My guess of Russia doing anything if Finland joins NATO is about one in a hundred. My second guess is this war passes sometime. Obviously, I could be wrong. So many people were wrong about the strength of Russia since this war started. So part of my thesis is the war dissipates and Kone recovers.
Can you imagine what would have happened had Russia won its war with Finland in the early part of the 20th century? The Finnish culture and strong economy that you know would not exist.
Analyst reports
Morningstar is bullish with a 56 euros price target. That would be a 25.8% increase. Morninstar’s analyst thinks maintenance in China will make up for new order losses and the replacement of elevators in Europe and the U.S. should be strong. They think revenue growth will be 2% and expect a 150 basis-point drop in operating earnings.
Morgan Stanley has a price target of 54 euros. The invest bank has an estimate of 1.85 euros this year, 2.06 euros next year and 2.21 euros the following year. They see inflation pressure and a drop in China, as does everyone else. The mean price target is 58.84 euros.

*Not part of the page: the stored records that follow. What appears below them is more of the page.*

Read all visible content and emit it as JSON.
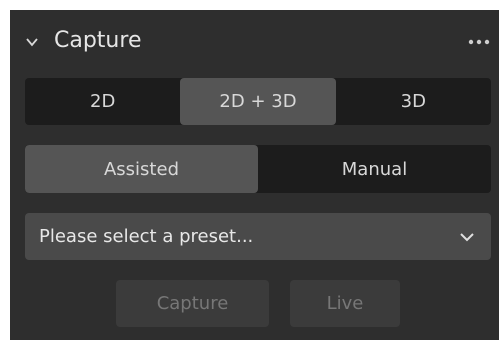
{
  "panel": {
    "title": "Capture",
    "expanded": true,
    "icons": {
      "collapse": "chevron-down-icon",
      "menu": "more-horizontal-icon"
    }
  },
  "mode": {
    "options": [
      "2D",
      "2D + 3D",
      "3D"
    ],
    "selected": "2D + 3D"
  },
  "assist": {
    "options": [
      "Assisted",
      "Manual"
    ],
    "selected": "Assisted"
  },
  "preset": {
    "placeholder": "Please select a preset..."
  },
  "actions": {
    "capture_label": "Capture",
    "live_label": "Live",
    "enabled": false
  },
  "colors": {
    "panel_bg": "#2e2e2e",
    "segment_bg": "#1c1c1c",
    "segment_active": "#555555",
    "text": "#e6e6e6",
    "disabled_text": "#777777"
  }
}
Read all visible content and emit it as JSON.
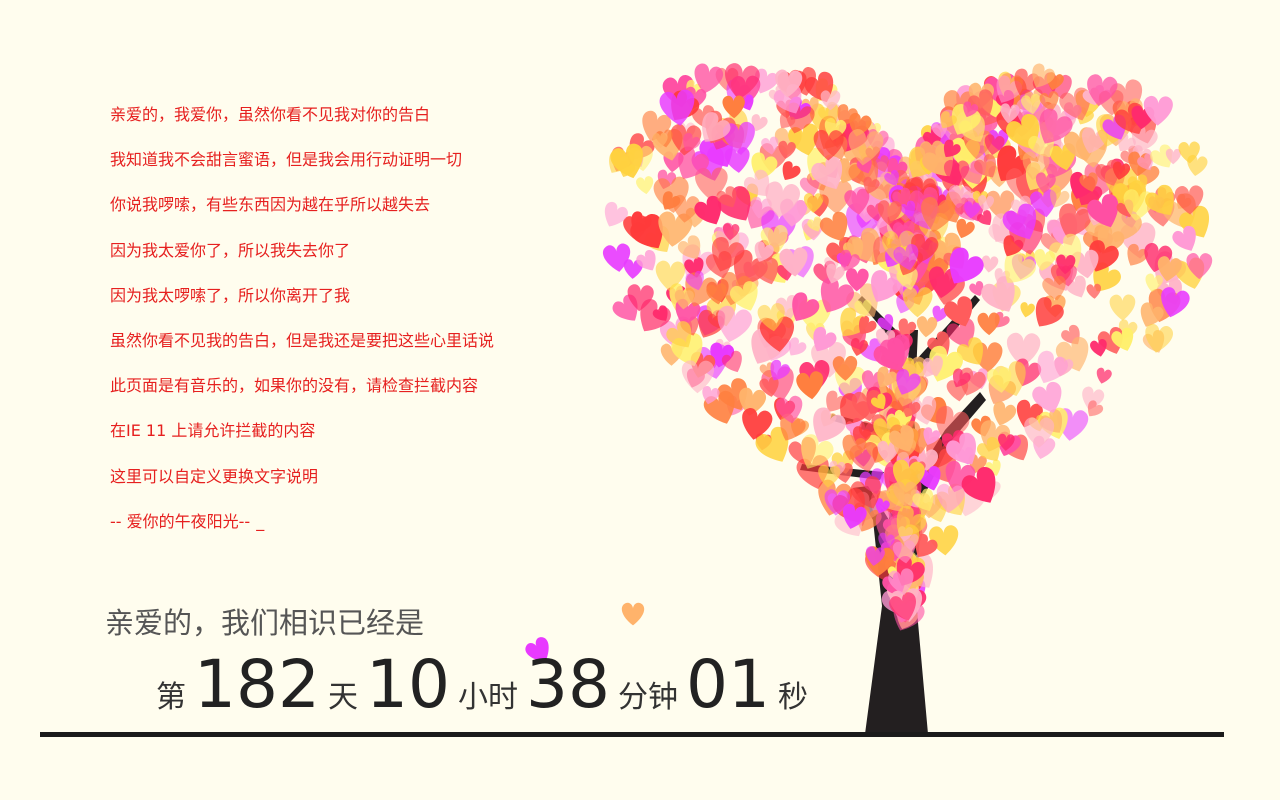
{
  "poem": {
    "lines": [
      "亲爱的，我爱你，虽然你看不见我对你的告白",
      "我知道我不会甜言蜜语，但是我会用行动证明一切",
      "你说我啰嗦，有些东西因为越在乎所以越失去",
      "因为我太爱你了，所以我失去你了",
      "因为我太啰嗦了，所以你离开了我",
      "虽然你看不见我的告白，但是我还是要把这些心里话说",
      "此页面是有音乐的，如果你的没有，请检查拦截内容",
      "在IE 11 上请允许拦截的内容",
      "这里可以自定义更换文字说明",
      "-- 爱你的午夜阳光--"
    ],
    "cursor": "_"
  },
  "counter": {
    "title": "亲爱的，我们相识已经是",
    "prefix": "第",
    "days": "182",
    "days_unit": "天",
    "hours": "10",
    "hours_unit": "小时",
    "minutes": "38",
    "minutes_unit": "分钟",
    "seconds": "01",
    "seconds_unit": "秒"
  },
  "colors": {
    "background": "#fffdee",
    "poem_text": "#e6201f",
    "trunk": "#231f20",
    "heart_palette": [
      "#ff2a6d",
      "#ff4fa3",
      "#ff7f3f",
      "#ffd23f",
      "#ff9ad5",
      "#e83aff",
      "#ff5c5c",
      "#ffb36b",
      "#fff06a",
      "#ff3b3b",
      "#ffb3c7"
    ]
  }
}
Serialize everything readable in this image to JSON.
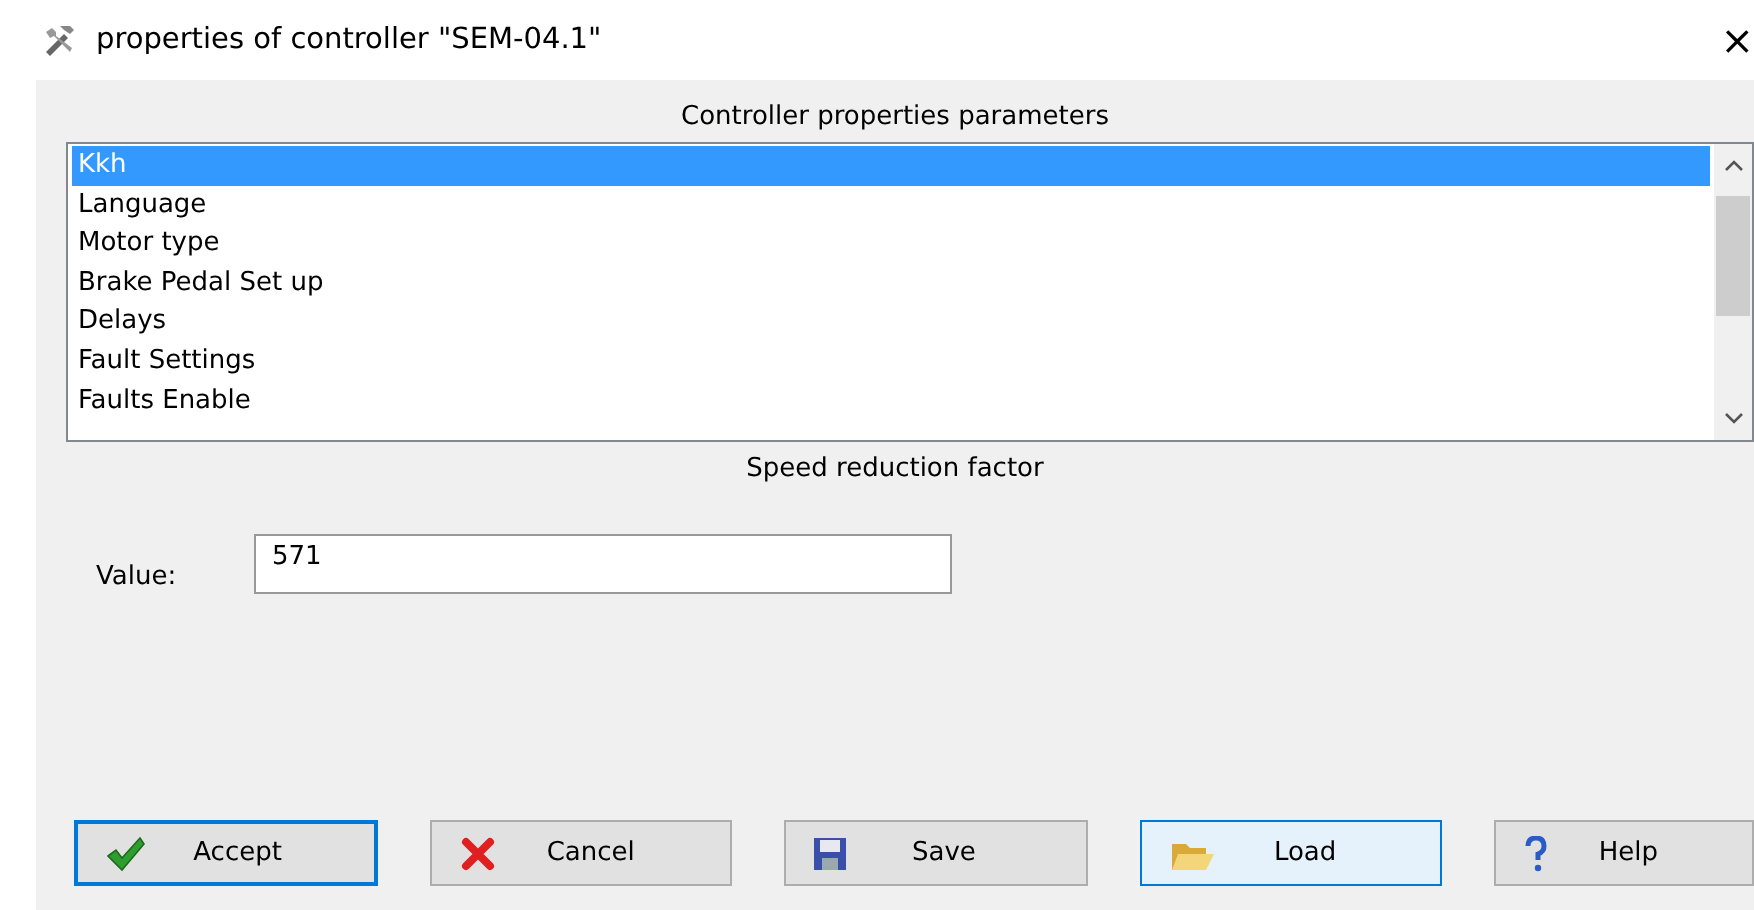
{
  "window": {
    "title": "properties of controller \"SEM-04.1\"",
    "close": "×"
  },
  "list": {
    "heading": "Controller properties parameters",
    "items": [
      {
        "label": "Kkh",
        "selected": true
      },
      {
        "label": "Language",
        "selected": false
      },
      {
        "label": "Motor type",
        "selected": false
      },
      {
        "label": "Brake Pedal Set up",
        "selected": false
      },
      {
        "label": "Delays",
        "selected": false
      },
      {
        "label": "Fault Settings",
        "selected": false
      },
      {
        "label": "Faults Enable",
        "selected": false
      }
    ]
  },
  "parameter": {
    "heading": "Speed reduction factor",
    "label": "Value:",
    "value": "571"
  },
  "buttons": [
    {
      "label": "Accept",
      "kind": "accept",
      "focused": true,
      "hovered": false
    },
    {
      "label": "Cancel",
      "kind": "cancel",
      "focused": false,
      "hovered": false
    },
    {
      "label": "Save",
      "kind": "save",
      "focused": false,
      "hovered": false
    },
    {
      "label": "Load",
      "kind": "load",
      "focused": false,
      "hovered": true
    },
    {
      "label": "Help",
      "kind": "help",
      "focused": false,
      "hovered": false
    }
  ]
}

What I find odd with analyst reports is they say very little of Herlin’s control of Kone or the war in Ukraine weighing on shares. The analyst reports focus on profitability and revenue. There is so much more to know about a company. If you were going to buy a gas station that was 60% controlled by someone else in a country next to an ongoing war, wouldn’t you want to know that?
Conclusion
I think Kone could be a great place to invest. The American markets are doing poorly and Kone is already beaten up. You get the 4% dividend yield, which I doubt will get cut. As such, the company is a great potential value opportunity in a great value picker’s market.